Dans le roman L’Homme qui parle de Vargas Llosa, les tribus de l’Amazonie péruvienne attendent l’homme qui parle. Il peut arriver à n’importe quel moment. L’homme qui parle va d’une tribu à l’autre, regarde et apprend ce qui se passe ici et là et quand il arrive dans un village, tous interrompent leurs activités pour l’écouter. L’homme qui parle raconte l’accouchement qui a eu lieu trois vallées plus loin, l’inondation subie dans un autre village ou un décès pleuré. Dans son récit se mélangent les divinités, l’origine des choses et la réalité quotidienne. À la tradition qu’il rend vivante il unit les affaires quotidiennes. C’est ainsi qu’il met en rapport l’origine du monde avec le nouveau né. Quand le récit touche à sa fin, l’homme qui parle écoute les uns et les autres, puis il disparaît dans la forêt emportant avec lui les nouveaux événements qui vont nourrir ses futures histoires. Il ne disparaît pas pour monter au sommet d’une colline, contempler la lune ou demander aux étoiles que raconter à la prochaine tribu. L’homme qui parle connaît les sentiers qui unissent les vallées, il connaît les endroits les plus retirés, où habitent ces peuples, il connaît ces gens et, tout comme ces gens, il connaît la lune et les étoiles et sait déchiffrer dans le vent et le vol des oiseaux les futurs orages. Ce n’est pas parce qu’il est l’homme qui parle qu’il a plus de bouches que les autres. Il a deux oreilles, deux yeux, deux mains, un nez et, comme tous les autres, une seule bouche.

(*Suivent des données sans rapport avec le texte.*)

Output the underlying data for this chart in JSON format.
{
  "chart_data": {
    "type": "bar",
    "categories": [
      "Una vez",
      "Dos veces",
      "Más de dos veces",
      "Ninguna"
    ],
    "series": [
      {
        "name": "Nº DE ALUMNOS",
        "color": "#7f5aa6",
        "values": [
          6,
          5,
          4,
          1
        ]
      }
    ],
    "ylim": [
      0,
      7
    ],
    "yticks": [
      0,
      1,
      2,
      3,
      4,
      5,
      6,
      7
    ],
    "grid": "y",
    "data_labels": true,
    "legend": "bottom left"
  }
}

Pour cette proportion de sept à un, chaque mot qu’il dira aura été nourri sept fois en touchant, en regardant, en sentant et en écoutant son entourage.


Il serait plus juste de nommer l’homme qui parle, l’homme qui observe.


Les comédiens, conteurs, danseurs, metteurs en scène devraient être cet homme qui observe et parce qu’ils observent, ils parlent.